From: Maaartin on
On Jun 14, 2:50 am, g...(a)nope.ucsd.edu (Greg Rose) wrote:
> Not correct I'm afraid. The input block to MD5 is
> 64 bytes.

For whatever reason I assumed it was 16 bytes, even while I was
looking at the source working with 16 ints. What I said obviously
can't apply to 16 bytes inputs.

> The padding consists of a byte 0x80
> (actually that's really just one bit), then a
> bunch of zeros, until the last 64 bits, which will
> have the length (128) in bits of the input, in
> some order which I can't remember at the moment.
> There is only one call to the compression
> function.

Sure. What I said would apply to fixed input size of 64 bytes, right?

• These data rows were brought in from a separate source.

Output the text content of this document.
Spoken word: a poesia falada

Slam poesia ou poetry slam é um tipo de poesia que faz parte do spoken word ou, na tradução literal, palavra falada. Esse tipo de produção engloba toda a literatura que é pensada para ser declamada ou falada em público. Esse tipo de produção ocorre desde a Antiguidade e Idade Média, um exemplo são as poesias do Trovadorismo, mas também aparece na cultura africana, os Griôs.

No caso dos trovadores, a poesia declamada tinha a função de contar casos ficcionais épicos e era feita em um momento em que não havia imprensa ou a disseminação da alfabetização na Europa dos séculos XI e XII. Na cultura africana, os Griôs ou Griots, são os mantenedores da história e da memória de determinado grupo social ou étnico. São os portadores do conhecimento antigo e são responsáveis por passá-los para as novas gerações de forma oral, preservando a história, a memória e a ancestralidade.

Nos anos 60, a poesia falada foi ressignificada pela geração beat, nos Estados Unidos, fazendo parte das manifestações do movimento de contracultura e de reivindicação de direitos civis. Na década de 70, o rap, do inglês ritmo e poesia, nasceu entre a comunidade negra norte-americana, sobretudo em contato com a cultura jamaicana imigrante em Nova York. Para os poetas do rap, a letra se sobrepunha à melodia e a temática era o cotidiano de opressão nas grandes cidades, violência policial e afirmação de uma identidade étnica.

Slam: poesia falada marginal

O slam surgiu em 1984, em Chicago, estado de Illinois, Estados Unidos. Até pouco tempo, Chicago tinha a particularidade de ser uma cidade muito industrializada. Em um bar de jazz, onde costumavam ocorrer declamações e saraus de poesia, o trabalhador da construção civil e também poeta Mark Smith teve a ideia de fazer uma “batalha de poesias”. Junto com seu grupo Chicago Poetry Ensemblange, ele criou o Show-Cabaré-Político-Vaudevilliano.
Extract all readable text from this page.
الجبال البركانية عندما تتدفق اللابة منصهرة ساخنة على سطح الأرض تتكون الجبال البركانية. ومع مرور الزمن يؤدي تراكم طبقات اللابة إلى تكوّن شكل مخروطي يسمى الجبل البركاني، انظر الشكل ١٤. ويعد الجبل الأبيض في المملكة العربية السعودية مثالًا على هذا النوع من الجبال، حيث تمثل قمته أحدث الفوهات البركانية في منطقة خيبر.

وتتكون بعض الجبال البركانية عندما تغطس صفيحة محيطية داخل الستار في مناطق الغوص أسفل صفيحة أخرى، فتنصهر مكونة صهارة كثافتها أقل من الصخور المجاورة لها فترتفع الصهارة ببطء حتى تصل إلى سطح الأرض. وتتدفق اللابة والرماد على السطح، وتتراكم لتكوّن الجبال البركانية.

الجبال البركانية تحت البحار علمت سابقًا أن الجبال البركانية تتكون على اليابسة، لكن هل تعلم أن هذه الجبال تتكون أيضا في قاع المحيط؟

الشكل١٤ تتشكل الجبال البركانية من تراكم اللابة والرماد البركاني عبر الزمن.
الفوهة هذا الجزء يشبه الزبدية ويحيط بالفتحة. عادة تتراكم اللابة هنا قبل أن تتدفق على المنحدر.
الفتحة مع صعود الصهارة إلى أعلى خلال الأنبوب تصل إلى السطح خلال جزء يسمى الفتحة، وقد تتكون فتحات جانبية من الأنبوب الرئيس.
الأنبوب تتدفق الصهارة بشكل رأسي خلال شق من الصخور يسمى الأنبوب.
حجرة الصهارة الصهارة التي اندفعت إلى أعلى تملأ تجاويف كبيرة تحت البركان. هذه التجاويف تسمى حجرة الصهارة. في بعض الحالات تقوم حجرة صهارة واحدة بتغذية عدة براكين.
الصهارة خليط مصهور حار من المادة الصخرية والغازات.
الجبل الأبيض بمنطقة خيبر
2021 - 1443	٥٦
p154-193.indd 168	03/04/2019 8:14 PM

> >I know there was a similar optimization for short messages in Luffa,
> >which was removed when advanced to the second round of SHA3 (see
> >Reason4Mod.pdf in
> >http://www.sdl.hitachi.co.jp/crypto/luffa/Luffa_v2_Round2Package_2009...).
>
> I can't comment on Luffa without going to look at
> it in more detail. Clearly something is different.

It probably doesn't matter at all, since many things are different. It
was just an example for me that such an optimization may fail.


On Jun 13, 11:04 pm, Maaartin <grajc...(a)seznam.cz> wrote:
> > > 3. Compute x ^ aes(k, x), where k is a fixed key. This is probably
> > > faster then computing md5(x) and I have no idea how secure it is.
>
> > It would be a blowout to AES if that was breakable. On machines with
> > hardware AES support (AESENC..) this is going to be pretty fast.
>
> Again, I'd love to see a proof. I'd suppose the previous case is way
> easier to prove, but even that is too hard for me now.

Isn't it just like the Matyas–Meyer–Oseas schema (with H[i-1] = k)?
However, I haven't found any proof for it.
From: Francois Grieu on
On 13/06/2010 23:04, Maaartin wrote
> On Jun 13, 7:12 pm, Francois Grieu<fgrieu(a)gmail.com> wrote:
>> On 13/06/2010 18:09, Maaartin wrote:
>>> 2. Compute x ^ aes(x, x). I don't know if this is faster then
>>> computing md5(x) and have no idea how secure it is.
>>
>> It would be a blowout to AES if that was breakable, even with x ^ removed.
> Could you prove it or give me good hints how to do it?
>
>>> 3. Compute x ^ aes(k, x), where k is a fixed key. This is probably
>>> faster then computing md5(x) and I have no idea how secure it is.
>>
>> It would be a blowout to AES if that was breakable. On machines with
>> hardware AES support (AESENC..) this is going to be pretty fast.
>
> Again, I'd love to see a proof. I'd suppose the previous case is way
> easier to prove, but even that is too hard for me now.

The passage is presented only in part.